Embracing The 4Rs
There's more to promoting nutrient stewardship practices than soil testing.
September 1, 2011
Since one of the busiest summer fertilizer meeting seasons on record, retailers will now be ramping up for a busy fall full of questions from their grower-customers about balancing fertility needs and managing risk. I am going to use this opportunity to enhance your awareness and request your engagement in 4R Nutrient Stewardship, a new paradigm for helping customers manage market risk while protecting the environment and promoting a more positive image for fertilizers and the ag community.
The Fertilizer Institute is growing increasingly concerned with managing a completely different kind of risk — one posed by national, state, regional and local initiatives that target growers' use of fertilizers. For example:
• States are being pressured by the federal government and environmental groups to develop additional regulations and pollution reduction strategies. These include reductions and, in some cases, bans on nutrient applications.
• Assessments by the EPA have assigned agriculture responsibility for 44% of the nitrogen (N) and phosphorus (P) being delivered to the Chesapeake Bay.

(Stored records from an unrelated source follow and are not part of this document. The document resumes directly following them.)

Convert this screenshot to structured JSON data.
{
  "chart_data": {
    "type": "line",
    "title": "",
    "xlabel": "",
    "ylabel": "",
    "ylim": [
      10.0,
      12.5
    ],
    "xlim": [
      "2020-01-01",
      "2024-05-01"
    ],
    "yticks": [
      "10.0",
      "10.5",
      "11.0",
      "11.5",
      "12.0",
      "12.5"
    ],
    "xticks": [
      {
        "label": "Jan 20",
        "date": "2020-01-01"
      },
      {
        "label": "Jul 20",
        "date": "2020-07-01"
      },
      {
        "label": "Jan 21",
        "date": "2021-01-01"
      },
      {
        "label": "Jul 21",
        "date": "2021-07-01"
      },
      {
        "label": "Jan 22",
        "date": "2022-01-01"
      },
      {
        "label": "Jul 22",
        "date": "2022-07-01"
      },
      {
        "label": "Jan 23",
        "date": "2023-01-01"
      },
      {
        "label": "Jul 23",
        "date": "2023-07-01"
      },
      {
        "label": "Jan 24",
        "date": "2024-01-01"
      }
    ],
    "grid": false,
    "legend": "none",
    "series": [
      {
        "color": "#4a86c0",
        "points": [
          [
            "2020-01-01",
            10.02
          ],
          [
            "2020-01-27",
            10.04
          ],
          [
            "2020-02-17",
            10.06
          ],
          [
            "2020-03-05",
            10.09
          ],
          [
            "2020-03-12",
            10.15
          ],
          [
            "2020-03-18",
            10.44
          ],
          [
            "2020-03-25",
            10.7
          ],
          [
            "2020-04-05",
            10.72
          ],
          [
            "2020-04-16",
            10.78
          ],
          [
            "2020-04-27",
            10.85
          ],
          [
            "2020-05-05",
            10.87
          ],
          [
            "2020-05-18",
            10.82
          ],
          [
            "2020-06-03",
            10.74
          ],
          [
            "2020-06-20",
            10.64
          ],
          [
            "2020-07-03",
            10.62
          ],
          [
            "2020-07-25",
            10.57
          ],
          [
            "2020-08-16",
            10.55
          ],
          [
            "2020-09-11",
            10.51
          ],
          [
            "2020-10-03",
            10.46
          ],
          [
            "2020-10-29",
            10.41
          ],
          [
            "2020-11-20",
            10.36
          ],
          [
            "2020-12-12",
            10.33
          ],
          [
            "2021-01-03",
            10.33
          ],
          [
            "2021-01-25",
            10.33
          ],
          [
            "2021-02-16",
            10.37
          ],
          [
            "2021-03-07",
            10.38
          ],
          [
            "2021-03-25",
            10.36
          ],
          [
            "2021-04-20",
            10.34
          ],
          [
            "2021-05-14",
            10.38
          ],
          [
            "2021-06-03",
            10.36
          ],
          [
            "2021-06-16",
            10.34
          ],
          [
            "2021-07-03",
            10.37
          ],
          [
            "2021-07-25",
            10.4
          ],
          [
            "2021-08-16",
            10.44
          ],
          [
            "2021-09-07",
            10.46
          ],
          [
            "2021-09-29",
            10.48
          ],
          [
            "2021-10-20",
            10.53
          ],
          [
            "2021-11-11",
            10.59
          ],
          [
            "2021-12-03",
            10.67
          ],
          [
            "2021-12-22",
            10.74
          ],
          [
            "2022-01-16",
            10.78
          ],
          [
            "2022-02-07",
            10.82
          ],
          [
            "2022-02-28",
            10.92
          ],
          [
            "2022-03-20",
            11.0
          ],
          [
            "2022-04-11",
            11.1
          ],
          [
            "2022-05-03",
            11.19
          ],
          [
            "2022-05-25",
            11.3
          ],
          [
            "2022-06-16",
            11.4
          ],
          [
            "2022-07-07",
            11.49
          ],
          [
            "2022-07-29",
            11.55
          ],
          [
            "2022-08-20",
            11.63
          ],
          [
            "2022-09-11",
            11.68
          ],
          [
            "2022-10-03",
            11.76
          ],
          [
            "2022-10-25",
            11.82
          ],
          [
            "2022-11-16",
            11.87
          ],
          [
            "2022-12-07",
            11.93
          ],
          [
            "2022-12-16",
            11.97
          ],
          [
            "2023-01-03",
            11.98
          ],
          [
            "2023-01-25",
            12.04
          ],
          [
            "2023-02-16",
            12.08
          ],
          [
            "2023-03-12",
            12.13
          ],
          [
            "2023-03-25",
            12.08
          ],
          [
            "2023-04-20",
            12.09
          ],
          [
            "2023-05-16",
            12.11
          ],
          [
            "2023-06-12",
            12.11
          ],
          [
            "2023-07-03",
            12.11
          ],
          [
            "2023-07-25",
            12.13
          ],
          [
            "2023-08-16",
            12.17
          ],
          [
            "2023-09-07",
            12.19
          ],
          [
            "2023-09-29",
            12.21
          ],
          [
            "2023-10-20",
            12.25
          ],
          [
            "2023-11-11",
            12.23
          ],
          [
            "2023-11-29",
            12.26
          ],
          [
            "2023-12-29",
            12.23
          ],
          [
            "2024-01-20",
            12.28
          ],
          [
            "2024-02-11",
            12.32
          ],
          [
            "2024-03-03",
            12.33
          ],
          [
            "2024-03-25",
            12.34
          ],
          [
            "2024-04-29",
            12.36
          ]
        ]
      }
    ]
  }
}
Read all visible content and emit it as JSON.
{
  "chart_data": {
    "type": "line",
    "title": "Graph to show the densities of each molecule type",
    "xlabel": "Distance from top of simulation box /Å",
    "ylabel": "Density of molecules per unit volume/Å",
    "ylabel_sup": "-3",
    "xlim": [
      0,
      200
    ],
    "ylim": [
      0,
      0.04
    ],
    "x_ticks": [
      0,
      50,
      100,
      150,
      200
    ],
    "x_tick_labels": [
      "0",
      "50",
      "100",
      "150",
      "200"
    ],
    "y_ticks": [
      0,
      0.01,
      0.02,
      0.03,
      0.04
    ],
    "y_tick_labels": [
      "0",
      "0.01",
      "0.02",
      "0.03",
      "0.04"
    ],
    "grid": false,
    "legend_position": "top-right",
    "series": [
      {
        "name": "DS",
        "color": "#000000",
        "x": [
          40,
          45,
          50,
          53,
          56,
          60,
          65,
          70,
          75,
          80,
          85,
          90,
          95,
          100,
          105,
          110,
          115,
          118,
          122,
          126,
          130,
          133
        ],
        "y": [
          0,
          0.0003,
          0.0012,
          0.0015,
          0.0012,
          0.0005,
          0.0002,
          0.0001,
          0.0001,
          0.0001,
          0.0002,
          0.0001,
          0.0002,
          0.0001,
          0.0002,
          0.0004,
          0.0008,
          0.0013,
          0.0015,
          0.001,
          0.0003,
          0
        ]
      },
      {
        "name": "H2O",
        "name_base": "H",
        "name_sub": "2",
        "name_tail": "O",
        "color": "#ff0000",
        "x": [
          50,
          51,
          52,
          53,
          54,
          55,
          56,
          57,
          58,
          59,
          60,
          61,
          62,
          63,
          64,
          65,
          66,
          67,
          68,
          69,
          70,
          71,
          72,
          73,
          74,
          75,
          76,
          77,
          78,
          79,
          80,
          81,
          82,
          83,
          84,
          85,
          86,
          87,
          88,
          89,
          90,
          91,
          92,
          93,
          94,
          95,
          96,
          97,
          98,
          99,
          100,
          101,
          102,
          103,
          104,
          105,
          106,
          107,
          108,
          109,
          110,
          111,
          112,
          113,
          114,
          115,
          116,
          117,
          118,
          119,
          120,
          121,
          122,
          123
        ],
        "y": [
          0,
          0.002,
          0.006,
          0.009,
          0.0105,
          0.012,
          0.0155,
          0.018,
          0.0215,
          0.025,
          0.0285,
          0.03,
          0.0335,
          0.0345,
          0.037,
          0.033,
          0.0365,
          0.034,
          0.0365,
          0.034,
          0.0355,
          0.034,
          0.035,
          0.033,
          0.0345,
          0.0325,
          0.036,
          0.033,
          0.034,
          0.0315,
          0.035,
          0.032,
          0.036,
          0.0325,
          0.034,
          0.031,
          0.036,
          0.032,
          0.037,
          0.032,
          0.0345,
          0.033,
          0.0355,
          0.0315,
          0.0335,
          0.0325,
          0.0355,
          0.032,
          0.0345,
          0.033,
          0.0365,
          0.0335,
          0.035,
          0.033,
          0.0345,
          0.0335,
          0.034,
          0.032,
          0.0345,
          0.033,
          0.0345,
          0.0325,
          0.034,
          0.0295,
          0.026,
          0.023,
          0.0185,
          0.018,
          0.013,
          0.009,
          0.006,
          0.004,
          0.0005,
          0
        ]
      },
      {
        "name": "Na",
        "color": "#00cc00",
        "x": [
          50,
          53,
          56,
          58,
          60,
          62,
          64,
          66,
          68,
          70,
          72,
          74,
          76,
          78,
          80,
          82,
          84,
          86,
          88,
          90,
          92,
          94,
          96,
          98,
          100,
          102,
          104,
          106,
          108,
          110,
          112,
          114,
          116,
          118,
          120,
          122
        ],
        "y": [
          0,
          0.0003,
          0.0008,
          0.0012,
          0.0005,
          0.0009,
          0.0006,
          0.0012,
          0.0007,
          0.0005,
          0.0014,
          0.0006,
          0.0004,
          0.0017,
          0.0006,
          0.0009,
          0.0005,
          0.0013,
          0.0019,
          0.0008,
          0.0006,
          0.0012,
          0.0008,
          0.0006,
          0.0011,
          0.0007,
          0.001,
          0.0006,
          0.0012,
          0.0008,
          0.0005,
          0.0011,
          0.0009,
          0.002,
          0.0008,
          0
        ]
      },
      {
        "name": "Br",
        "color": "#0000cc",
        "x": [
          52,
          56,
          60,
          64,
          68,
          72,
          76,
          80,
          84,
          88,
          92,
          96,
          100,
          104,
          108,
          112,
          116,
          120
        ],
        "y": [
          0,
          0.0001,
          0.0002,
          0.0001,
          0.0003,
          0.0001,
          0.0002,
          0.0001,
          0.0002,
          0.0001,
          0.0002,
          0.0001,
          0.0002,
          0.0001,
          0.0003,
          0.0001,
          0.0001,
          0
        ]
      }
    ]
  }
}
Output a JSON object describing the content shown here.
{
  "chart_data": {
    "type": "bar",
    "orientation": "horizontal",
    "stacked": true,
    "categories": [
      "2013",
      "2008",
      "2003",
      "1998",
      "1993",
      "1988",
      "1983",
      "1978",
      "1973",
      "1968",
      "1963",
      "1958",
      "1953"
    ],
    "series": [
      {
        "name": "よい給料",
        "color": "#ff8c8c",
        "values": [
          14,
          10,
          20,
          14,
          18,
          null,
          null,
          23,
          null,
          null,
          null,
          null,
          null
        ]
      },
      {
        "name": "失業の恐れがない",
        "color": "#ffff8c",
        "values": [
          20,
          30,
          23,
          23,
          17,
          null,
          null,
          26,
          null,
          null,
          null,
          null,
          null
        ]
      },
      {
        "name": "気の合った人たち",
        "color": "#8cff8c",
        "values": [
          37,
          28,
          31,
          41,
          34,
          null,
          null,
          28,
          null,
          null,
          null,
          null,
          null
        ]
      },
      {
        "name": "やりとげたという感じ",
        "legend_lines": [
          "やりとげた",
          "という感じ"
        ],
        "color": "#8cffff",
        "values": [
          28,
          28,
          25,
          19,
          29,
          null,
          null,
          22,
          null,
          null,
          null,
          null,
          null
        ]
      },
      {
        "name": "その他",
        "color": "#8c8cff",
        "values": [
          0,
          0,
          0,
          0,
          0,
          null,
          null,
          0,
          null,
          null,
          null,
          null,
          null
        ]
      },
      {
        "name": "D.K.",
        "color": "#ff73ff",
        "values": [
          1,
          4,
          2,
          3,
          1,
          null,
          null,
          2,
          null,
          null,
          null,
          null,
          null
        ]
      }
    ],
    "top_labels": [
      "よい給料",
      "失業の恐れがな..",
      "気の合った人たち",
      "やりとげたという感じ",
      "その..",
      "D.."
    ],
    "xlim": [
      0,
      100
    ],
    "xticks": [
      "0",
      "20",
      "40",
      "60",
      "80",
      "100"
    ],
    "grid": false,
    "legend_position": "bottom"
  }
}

• The National Academy of Sciences cite nitrogen-based fertilizer application and animal feeding operation runoff as a large majority of the nutrient inputs within the Mississippi River Basin and Northern Gulf of Mexico watershed.
• Recent USDA conservation assessment projects concluded that 60% to 80% of cultivated cropland needs more nutrient management to reduce N and P loss from fields.
A Plan Of Action
From where I sit, it is clear that a successful response to the economic, environmental and public relations challenges facing us requires the fertilizer and ag communities commit to enhanced adoption of better nutrient management practices and increased participation in the policy debate.
Here is where 4R Nutrient Stewardship fits in. 4R is an innovative approach to fertilizer best management practices to help achieve agricultural sustainability. The 4Rs imply there are four aspects to every fertilizer application and it provides an effective framework to assess whether a given crop has access to the necessary nutrients.
So what exactly constitutes a 4R nutrient management plan? Science is the foundation of any 4R plan and each should include the four "rights" of fertilizer application:
• Source. You should work with your customers to ensure their crops receive a balanced supply of essential nutrients, considering naturally available sources and the characteristics of specific products, in plant available forms.
• Rate. Growers must assess and make decisions based on soil nutrient supply and plant demand.
• Time. All 4R plans require growers to assess and make decisions based on the dynamics of crop uptake, soil supply, nutrient loss risks and field operation logistics.
• Place. Address root-soil dynamics and nutrient movement and manage spatial variability within the field to meet site-specific crop needs and limit potential losses.
As I travel the country and meet retailers, I see the misconception that a soil testing program equates to providing nutrient stewardship that is 4R consistent, when in fact, soil testing is a means to determine rate — just one of the 4Rs.
While implementation of a 4R system may involve some extra planning and steps on your part, the result is a truly sustainable farming system offering economic, environmental and social benefits.
If you are interested in learning more about how to implement a 4R plan, visit www.nutrientstewardship.com. On the Website, you will find more 4R basics as well as information on field practices. If your business already offers services that are consistent with these principles, I invite you to contact us regarding registering as a 4R consistent partner.
Raising your voice in policy discussions is important. Don't hesitate to participate in stakeholder meetings and speak up when you encounter those who have a less than positive impression about farm practices to manage nutrients. Your customers will appreciate your advocacy and the agricultural community will be better perceived as a result of your efforts.